Saat itu tempat yang disiapkan memang dipilih di kawasan Pecinan yang sudah terlihat berkembang. Juga memilki pasar kampung sendiri yang cukup padat pengunjungnya.
Mulai tahun 1914 konsep pasar sentral direalisasikan dan ditata. Pembangunan lebih terlihat jelas saat konstruksi menara ganda (double tower) dibangun pada tahun 1919.
“Saat itu juga konstruksi pasar mulai menggunakan bahan material beton. Beton dianggap lebih bersih. Karena sebelumnya kan alas tanah saja terkesan kotor. Sejalan dengan itu los dan bedak pun dibangun agar lebih tertata,” jelas Reza.
Tahun 1921 pasar sentral sudah berdiri dengan 17 los besar dan dua los kecil dan beberapa los daging. Pembangunan kemudian terus berlanjut dan berkembang hingga tahun 1941.
Berkembang terus hingga los atau bedak mencapai kurang lebih 20 unit. Saat itu juga sudah dikenal sistem sewa los bedak. Harganya mulai 110 hingga 151 gulden.
“Saat masa pembangunan Pasar Sentral itu dibangun pula pasar-pasar pembantu. Di daerah Bunul, Oro-Oro Dowo, Klojen, sampai Embong Brantas. Sekarang kita kenal dengan Pasar Bunul, Pasar Klojen, Pasar Kebalen dan Pasar Oro-Oro Dowo,” papar dosen Fakultas Ilmu Sejarah UM ini.

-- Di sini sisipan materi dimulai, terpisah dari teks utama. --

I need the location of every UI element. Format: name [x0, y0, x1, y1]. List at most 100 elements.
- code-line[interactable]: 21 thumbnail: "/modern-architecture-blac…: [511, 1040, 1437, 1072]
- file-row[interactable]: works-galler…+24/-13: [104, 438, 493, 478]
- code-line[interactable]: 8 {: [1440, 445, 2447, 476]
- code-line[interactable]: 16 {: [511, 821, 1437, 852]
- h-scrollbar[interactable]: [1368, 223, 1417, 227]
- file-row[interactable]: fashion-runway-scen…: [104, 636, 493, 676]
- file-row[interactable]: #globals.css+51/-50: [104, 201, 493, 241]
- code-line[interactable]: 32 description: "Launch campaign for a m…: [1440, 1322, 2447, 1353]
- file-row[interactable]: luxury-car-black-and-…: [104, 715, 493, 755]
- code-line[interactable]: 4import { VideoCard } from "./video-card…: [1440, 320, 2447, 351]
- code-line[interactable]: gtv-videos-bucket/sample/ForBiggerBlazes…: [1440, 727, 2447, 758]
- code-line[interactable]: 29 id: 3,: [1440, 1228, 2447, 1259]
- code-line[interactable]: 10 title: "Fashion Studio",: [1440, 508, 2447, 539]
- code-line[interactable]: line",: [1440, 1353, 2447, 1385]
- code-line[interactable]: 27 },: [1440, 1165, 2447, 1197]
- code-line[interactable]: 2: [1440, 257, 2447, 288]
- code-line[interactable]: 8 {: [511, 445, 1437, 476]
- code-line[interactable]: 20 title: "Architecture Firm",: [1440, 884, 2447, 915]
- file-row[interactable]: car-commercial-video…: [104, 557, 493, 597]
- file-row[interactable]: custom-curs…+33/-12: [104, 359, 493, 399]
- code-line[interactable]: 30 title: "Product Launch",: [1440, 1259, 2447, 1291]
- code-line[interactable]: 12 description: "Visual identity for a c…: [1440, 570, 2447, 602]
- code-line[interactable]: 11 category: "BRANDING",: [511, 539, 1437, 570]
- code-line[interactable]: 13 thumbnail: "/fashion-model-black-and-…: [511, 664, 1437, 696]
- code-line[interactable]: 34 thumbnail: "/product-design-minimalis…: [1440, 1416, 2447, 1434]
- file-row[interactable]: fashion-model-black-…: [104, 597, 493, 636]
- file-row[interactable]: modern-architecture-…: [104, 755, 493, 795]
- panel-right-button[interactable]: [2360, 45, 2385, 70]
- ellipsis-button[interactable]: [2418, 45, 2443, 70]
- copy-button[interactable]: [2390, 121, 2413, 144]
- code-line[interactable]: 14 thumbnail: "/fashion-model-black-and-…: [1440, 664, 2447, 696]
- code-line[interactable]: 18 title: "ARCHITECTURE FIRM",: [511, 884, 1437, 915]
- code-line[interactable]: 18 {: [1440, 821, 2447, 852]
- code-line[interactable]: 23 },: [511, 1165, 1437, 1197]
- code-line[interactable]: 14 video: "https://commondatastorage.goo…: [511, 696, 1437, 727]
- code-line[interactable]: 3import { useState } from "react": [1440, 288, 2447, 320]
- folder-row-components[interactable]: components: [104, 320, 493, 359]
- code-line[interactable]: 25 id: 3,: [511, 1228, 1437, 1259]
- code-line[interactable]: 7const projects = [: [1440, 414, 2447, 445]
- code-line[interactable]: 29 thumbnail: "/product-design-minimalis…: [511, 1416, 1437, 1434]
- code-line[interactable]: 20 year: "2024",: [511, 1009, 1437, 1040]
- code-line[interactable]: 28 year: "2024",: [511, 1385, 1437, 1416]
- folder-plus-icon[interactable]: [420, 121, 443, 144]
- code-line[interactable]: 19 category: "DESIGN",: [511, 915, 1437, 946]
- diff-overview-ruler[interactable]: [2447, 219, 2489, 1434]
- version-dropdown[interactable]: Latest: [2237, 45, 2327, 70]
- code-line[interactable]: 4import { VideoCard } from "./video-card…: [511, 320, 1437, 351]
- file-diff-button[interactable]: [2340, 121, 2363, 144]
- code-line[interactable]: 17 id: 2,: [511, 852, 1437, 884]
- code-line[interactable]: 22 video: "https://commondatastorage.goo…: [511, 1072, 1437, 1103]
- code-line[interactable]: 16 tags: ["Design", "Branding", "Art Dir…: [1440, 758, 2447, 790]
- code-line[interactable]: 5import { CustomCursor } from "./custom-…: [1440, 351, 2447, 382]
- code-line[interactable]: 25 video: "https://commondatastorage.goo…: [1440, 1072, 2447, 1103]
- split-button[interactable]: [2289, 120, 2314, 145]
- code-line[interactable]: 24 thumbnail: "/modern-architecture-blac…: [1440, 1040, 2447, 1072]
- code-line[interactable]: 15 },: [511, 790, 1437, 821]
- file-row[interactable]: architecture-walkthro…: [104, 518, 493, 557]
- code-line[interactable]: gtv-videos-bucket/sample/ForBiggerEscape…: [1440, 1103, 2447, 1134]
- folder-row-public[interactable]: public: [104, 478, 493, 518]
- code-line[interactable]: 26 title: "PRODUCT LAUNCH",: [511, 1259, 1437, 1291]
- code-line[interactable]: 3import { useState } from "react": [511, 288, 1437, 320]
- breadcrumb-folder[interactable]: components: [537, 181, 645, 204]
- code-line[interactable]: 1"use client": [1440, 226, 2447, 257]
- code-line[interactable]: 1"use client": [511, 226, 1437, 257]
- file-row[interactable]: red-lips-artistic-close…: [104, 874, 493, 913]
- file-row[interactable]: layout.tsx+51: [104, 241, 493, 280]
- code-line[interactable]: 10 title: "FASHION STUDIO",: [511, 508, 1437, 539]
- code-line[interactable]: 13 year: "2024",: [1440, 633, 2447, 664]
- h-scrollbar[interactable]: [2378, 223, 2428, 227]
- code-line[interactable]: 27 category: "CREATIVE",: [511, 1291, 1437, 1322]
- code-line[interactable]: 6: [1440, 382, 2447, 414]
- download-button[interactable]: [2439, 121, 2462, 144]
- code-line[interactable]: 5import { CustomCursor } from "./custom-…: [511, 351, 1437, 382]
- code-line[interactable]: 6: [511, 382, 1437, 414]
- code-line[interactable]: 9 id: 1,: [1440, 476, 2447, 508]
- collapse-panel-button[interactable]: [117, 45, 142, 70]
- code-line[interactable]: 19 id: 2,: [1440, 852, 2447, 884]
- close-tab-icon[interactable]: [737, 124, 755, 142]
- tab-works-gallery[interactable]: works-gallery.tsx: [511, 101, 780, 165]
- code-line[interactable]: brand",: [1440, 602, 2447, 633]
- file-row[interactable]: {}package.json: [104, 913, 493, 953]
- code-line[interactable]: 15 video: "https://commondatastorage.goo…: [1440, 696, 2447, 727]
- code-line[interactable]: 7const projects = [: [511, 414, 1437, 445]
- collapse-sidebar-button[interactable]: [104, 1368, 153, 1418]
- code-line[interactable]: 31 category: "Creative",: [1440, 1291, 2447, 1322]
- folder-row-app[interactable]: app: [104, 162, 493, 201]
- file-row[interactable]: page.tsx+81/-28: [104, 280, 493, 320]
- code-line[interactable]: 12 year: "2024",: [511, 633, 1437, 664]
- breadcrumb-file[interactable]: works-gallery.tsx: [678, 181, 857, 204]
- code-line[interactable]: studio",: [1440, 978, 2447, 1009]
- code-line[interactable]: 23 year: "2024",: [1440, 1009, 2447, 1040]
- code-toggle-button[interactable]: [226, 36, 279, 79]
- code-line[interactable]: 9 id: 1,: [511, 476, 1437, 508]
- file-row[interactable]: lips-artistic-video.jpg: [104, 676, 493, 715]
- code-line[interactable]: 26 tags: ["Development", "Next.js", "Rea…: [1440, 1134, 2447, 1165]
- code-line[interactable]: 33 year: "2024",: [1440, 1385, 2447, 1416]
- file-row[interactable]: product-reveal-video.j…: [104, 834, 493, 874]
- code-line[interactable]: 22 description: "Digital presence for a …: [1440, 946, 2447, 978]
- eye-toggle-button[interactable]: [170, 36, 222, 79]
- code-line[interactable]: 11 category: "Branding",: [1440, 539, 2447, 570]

Dari situlah kemudian tumbuh dan berkembang konsep pasar permanen. Pasar sentral tersebut kini dikenal sebagai Pasar Besar Malang (PBM).
Meski begitu Reza menjelaskan ada satu identitas Pasar Besar yang kini sudah tak tampak. Yakni konstruksi menara ganda di depan pasar. Menurutnya ada dua bangunan menara yang terbangun di kawasan PBM. Akan tetapi tidak diketahui jelas mengapa dua bangunan menara ini sudah tidak lagi ada.

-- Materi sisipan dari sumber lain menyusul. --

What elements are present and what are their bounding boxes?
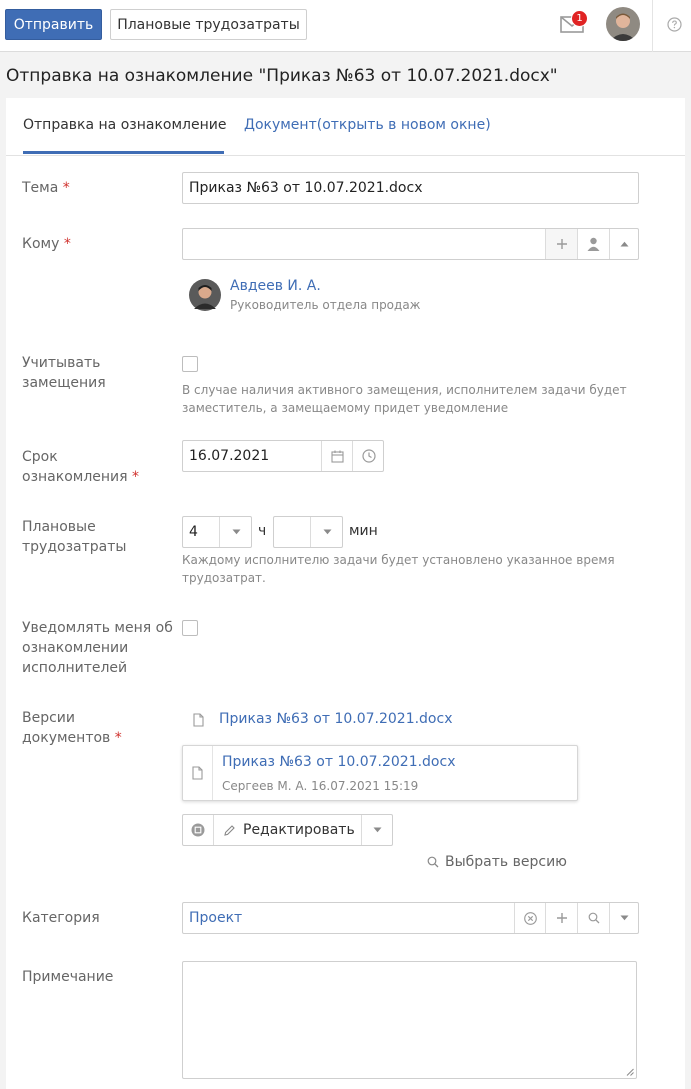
- file-icon: [192, 766, 203, 780]
- clock-icon: [361, 449, 376, 463]
- time-button[interactable]: [352, 441, 384, 471]
- versions-label: Версии документов *: [22, 710, 122, 746]
- resize-handle-icon[interactable]: [626, 1068, 634, 1076]
- collapse-recipients-button[interactable]: [609, 229, 639, 259]
- document-version-card[interactable]: Приказ №63 от 10.07.2021.docx Сергеев М.…: [182, 745, 578, 801]
- calendar-button[interactable]: [321, 441, 352, 471]
- notify-checkbox[interactable]: [182, 620, 198, 636]
- search-icon: [427, 856, 439, 868]
- required-mark: *: [114, 730, 122, 746]
- form-panel: Отправка на ознакомление Документ(открыт…: [6, 98, 685, 1089]
- notification-badge: 1: [571, 10, 588, 27]
- page-title: Отправка на ознакомление "Приказ №63 от …: [6, 66, 558, 86]
- substitution-checkbox[interactable]: [182, 356, 198, 372]
- category-dropdown-button[interactable]: [609, 903, 639, 933]
- edit-button-label: Редактировать: [243, 822, 355, 838]
- file-icon: [193, 713, 204, 727]
- edit-button-group: Редактировать: [182, 814, 393, 846]
- minutes-select[interactable]: [273, 516, 343, 548]
- search-icon: [588, 912, 599, 924]
- edit-button[interactable]: Редактировать: [214, 815, 361, 845]
- to-input[interactable]: [182, 228, 639, 260]
- version-card-title[interactable]: Приказ №63 от 10.07.2021.docx: [222, 754, 455, 770]
- toolbar-divider: [652, 0, 653, 52]
- required-mark: *: [63, 236, 71, 252]
- to-label: Кому *: [22, 236, 71, 252]
- minutes-unit: мин: [349, 523, 378, 539]
- category-label: Категория: [22, 910, 100, 926]
- tab-document-new-window[interactable]: Документ(открыть в новом окне): [244, 117, 491, 133]
- add-category-button[interactable]: [545, 903, 577, 933]
- version-card-meta: Сергеев М. А. 16.07.2021 15:19: [222, 779, 419, 793]
- substitution-hint: В случае наличия активного замещения, ис…: [182, 383, 627, 415]
- recipient-role: Руководитель отдела продаж: [230, 298, 421, 312]
- plus-icon: [556, 239, 567, 249]
- tab-send-for-review[interactable]: Отправка на ознакомление: [23, 117, 226, 133]
- note-textarea[interactable]: [182, 961, 637, 1079]
- recipient-name[interactable]: Авдеев И. А.: [230, 278, 321, 294]
- minutes-dropdown-button[interactable]: [310, 517, 343, 547]
- top-toolbar: Отправить Плановые трудозатраты 1: [0, 0, 691, 52]
- help-icon[interactable]: [667, 17, 682, 32]
- substitution-label: Учитывать замещения: [22, 355, 106, 391]
- select-user-button[interactable]: [577, 229, 609, 259]
- notify-label: Уведомлять меня об ознакомлении исполнит…: [22, 620, 173, 676]
- add-recipient-button[interactable]: [545, 229, 577, 259]
- required-mark: *: [62, 180, 70, 196]
- category-input[interactable]: Проект: [182, 902, 639, 934]
- subject-input[interactable]: Приказ №63 от 10.07.2021.docx: [182, 172, 639, 204]
- edit-status-button[interactable]: [183, 815, 214, 845]
- edit-dropdown-button[interactable]: [361, 815, 392, 845]
- plus-icon: [556, 913, 567, 923]
- hours-unit: ч: [258, 523, 267, 539]
- clear-category-button[interactable]: [514, 903, 545, 933]
- hours-dropdown-button[interactable]: [219, 517, 252, 547]
- caret-up-icon: [620, 241, 629, 247]
- status-icon: [191, 823, 205, 837]
- search-category-button[interactable]: [577, 903, 609, 933]
- hours-select[interactable]: 4: [182, 516, 252, 548]
- clear-icon: [523, 911, 537, 925]
- choose-version-link[interactable]: Выбрать версию: [427, 852, 567, 872]
- deadline-input[interactable]: 16.07.2021: [182, 440, 384, 472]
- effort-label: Плановые трудозатраты: [22, 519, 127, 555]
- caret-down-icon: [232, 529, 240, 535]
- pencil-icon: [224, 824, 235, 836]
- user-avatar[interactable]: [606, 7, 640, 41]
- tab-bar: Отправка на ознакомление Документ(открыт…: [6, 98, 685, 156]
- document-link[interactable]: Приказ №63 от 10.07.2021.docx: [219, 711, 452, 727]
- caret-down-icon: [323, 529, 331, 535]
- caret-down-icon: [373, 827, 381, 833]
- subject-label: Тема *: [22, 180, 70, 196]
- recipient-avatar: [189, 279, 221, 311]
- recipient-item[interactable]: Авдеев И. А. Руководитель отдела продаж: [189, 278, 489, 315]
- calendar-icon: [330, 450, 344, 463]
- note-label: Примечание: [22, 969, 114, 985]
- caret-down-icon: [620, 915, 629, 921]
- planned-effort-button[interactable]: Плановые трудозатраты: [110, 9, 307, 40]
- send-button[interactable]: Отправить: [5, 9, 102, 40]
- required-mark: *: [132, 469, 140, 485]
- active-tab-indicator: [23, 151, 224, 154]
- effort-hint: Каждому исполнителю задачи будет установ…: [182, 553, 615, 585]
- deadline-label: Срок ознакомления *: [22, 449, 140, 485]
- user-icon: [587, 237, 600, 251]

“Lalu di menara itu ada juga jam di atasnya. Nah jam itu juga jadi penanda sistem baru di kalangan masyarakat. Jadi jam digunakan sebagai penanda atau pengingat masyarakat pasar seperti jamnya angkut barang, jam bongkar muatan. Jam itu menandakan adanya sistem mekanisme 24 jam yang dulunya belum dikenal,” paparnya.
Dalam penelitian Reza, kejadian kriminalitas kerap terjadi. Seperti pencurian barang dagangan hingga copet berkembang di kawasan pasar.
Apapun itu, Reza menegaskan PBM memiliki nilai sejarah penting. Konsep modernisasi dan berkembangnya pola hidup lebih higenis berkembang.
“Kalau memang ini akan direvitalisasi, bisa lah mengembalikan identitasnya yang hilang. Menara Ganda ini bisa dibuatkan lagi replikanya. Agar orang tahu dulu ada dua menara di situ. Itu jadi ikon PBM. Sudah ada sejak dulu,” pungkas Reza. (ica/van)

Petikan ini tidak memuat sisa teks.